Dibandingkan dengan wilayah luar yang mudah terlihat karena adanya perbukitan, ruang di area dalam tiba-tiba menjadi jauh lebih luas dan, ditambah dengan halangan pepohonan, keunggulan jumlah mereka kemungkinan besar akan berubah menjadi kerugian.
Menyadari hal ini, Sol dan yang lainnya berhenti.
“Apakah para manusia buas itu sudah pergi?” Bridges mengerutkan kening dan bertanya.
“Tidak, mereka pasti masih berada di hutan ini,” kata Sol dengan yakin, karena lawan tidak akan mudah mengakhiri “provokasi” ini.
Harus diakui bahwa semangat kompetitif Sol telah ter激发.
Dia sangat ingin melihat siapa yang akan memenangkan “pertempuran” ini pada akhirnya.
Sesaat kemudian, Sol menyerahkan peta yang dipegangnya kepada Bridges yang berada di dekatnya, “Kau bawa tim ke timur laut, lalu sapu ke utara. Aku akan pergi ke barat laut, dan menyapu ke utara. Sedangkan untuk Philip, kecuali ada perubahan yang tak terduga, dia seharusnya berada di dekat sini. Saat itu, kita akan membentuk lingkaran dan mereka… tidak akan punya tempat untuk lari.”
Kata-kata Sol menggema, terdengar seperti musik di telinga Bridges.
Inilah inti dari tim mereka, yaitu sosok Sol yang mereka kenal!
Seketika itu juga, dia dengan tegas berkata, “Ya.”
Setelah mengambil peta, Bridges memimpin sekitar setengah dari tim menuju ke timur laut.
Saat dia pindah, Sol juga ikut pindah.
Saat mereka sedang mengkonfirmasi rencana pertempuran mereka, di lokasi yang baru saja mereka tinggalkan, beberapa manusia buas yang mengenakan jubah tembus pandang turun dari beberapa pohon, dengan cepat bertukar informasi yang baru saja mereka dengar, lalu berpencar ke berbagai arah dengan kecepatan tinggi.
Dengan memanfaatkan kecepatan mereka yang melebihi kecepatan manusia, Tena pergi mencari Lucas dan O’Neill.
“Mereka memang memulai dari kedua sisi dan sedang mencari ke dalam diri,” kata Tena dengan tatapan kagum di matanya kepada Lucas.
Lucas benar-benar seperti dewa; dia bahkan telah meramalkan ramalan manusia.
Di sampingnya, O’Neill memberi Lucas tos kepalan tangan, “Bagaimana kau melakukannya?”

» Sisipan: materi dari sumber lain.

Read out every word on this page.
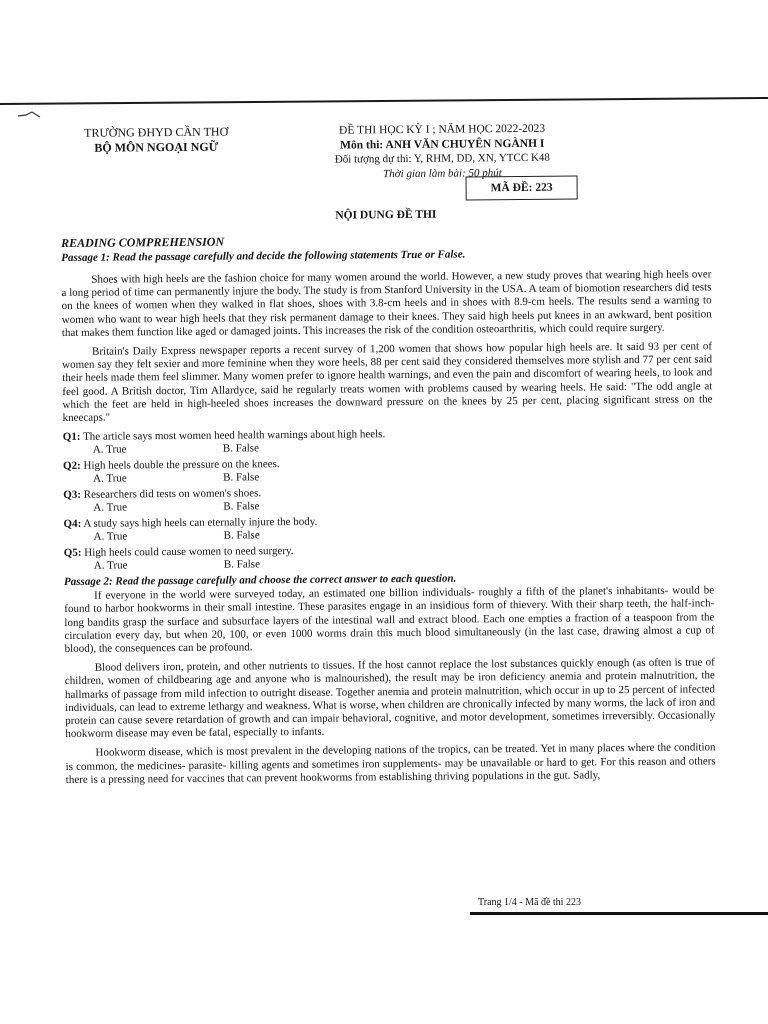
TRƯỜNG ĐHYD CẦN THƠ
BỘ MÔN NGOẠI NGỮ
ĐỀ THI HỌC KỲ I ; NĂM HỌC 2022-2023
Môn thi: ANH VĂN CHUYÊN NGÀNH I
Đối tượng dự thi: Y, RHM, DD, XN, YTCC K48
Thời gian làm bài: 50 phút
MÃ ĐỀ: 223
NỘI DUNG ĐỀ THI
READING COMPREHENSION
Passage 1: Read the passage carefully and decide the following statements True or False.

Shoes with high heels are the fashion choice for many women around the world. However, a new study proves that wearing high heels over a long period of time can permanently injure the body. The study is from Stanford University in the USA. A team of biomotion researchers did tests on the knees of women when they walked in flat shoes, shoes with 3.8-cm heels and in shoes with 8.9-cm heels. The results send a warning to women who want to wear high heels that they risk permanent damage to their knees. They said high heels put knees in an awkward, bent position that makes them function like aged or damaged joints. This increases the risk of the condition osteoarthritis, which could require surgery.

Britain's Daily Express newspaper reports a recent survey of 1,200 women that shows how popular high heels are. It said 93 per cent of women say they felt sexier and more feminine when they wore heels, 88 per cent said they considered themselves more stylish and 77 per cent said their heels made them feel slimmer. Many women prefer to ignore health warnings, and even the pain and discomfort of wearing heels, to look and feel good. A British doctor, Tim Allardyce, said he regularly treats women with problems caused by wearing heels. He said: "The odd angle at which the feet are held in high-heeled shoes increases the downward pressure on the knees by 25 per cent, placing significant stress on the kneecaps."

Q1: The article says most women heed health warnings about high heels.

A. True	B. False

Q2: High heels double the pressure on the knees.

A. True	B. False

Q3: Researchers did tests on women's shoes.

A. True	B. False

Q4: A study says high heels can eternally injure the body.

A. True	B. False

Q5: High heels could cause women to need surgery.

A. True	B. False

Passage 2: Read the passage carefully and choose the correct answer to each question.

If everyone in the world were surveyed today, an estimated one billion individuals- roughly a fifth of the planet's inhabitants- would be found to harbor hookworms in their small intestine. These parasites engage in an insidious form of thievery. With their sharp teeth, the half-inch-long bandits grasp the surface and subsurface layers of the intestinal wall and extract blood. Each one empties a fraction of a teaspoon from the circulation every day, but when 20, 100, or even 1000 worms drain this much blood simultaneously (in the last case, drawing almost a cup of blood), the consequences can be profound.

Blood delivers iron, protein, and other nutrients to tissues. If the host cannot replace the lost substances quickly enough (as often is true of children, women of childbearing age and anyone who is malnourished), the result may be iron deficiency anemia and protein malnutrition, the hallmarks of passage from mild infection to outright disease. Together anemia and protein malnutrition, which occur in up to 25 percent of infected individuals, can lead to extreme lethargy and weakness. What is worse, when children are chronically infected by many worms, the lack of iron and protein can cause severe retardation of growth and can impair behavioral, cognitive, and motor development, sometimes irreversibly. Occasionally hookworm disease may even be fatal, especially to infants.

Hookworm disease, which is most prevalent in the developing nations of the tropics, can be treated. Yet in many places where the condition is common, the medicines- parasite- killing agents and sometimes iron supplements- may be unavailable or hard to get. For this reason and others there is a pressing need for vaccines that can prevent hookworms from establishing thriving populations in the gut. Sadly,

Trang 1/4 - Mã đề thi 223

“Hanya operasi biasa dengan keyakinan pada kekuatan saya sendiri,” jawab Lucas dengan santai.
O’Neill: “…”
—Dia merasa seolah-olah ada jarak dimensi yang memisahkan dirinya dan Lucas.
“Sekarang, tetap berpegang pada rencana awal. Kita juga akan terbagi menjadi tiga kelompok. Pastikan mereka tidak punya kesempatan untuk berkumpul. Ingat, jangan terlibat pertempuran langsung dengan mereka. Mundurlah kapan pun menguntungkan. Tujuan kita bukan untuk melawan mereka, tetapi untuk mengamankan keuntungan dan kembali ke wilayah kita bersama keluarga kita,” Lucas menekankan lagi.
“Ya,” jawab semua pemimpin manusia buas serempak.
Seketika itu juga, seluruh tim terpecah menjadi tiga bagian dan bergerak ke arah yang berbeda.
Di antara mereka, tim yang dipimpin oleh Lucas dan O’Neill dijadwalkan untuk menghadapi grup Sol.
Tim Sol adalah tim terkuat, lawan yang ideal bagi mereka.
Tentu saja, Lucas tidak berniat untuk berkonfrontasi secara langsung.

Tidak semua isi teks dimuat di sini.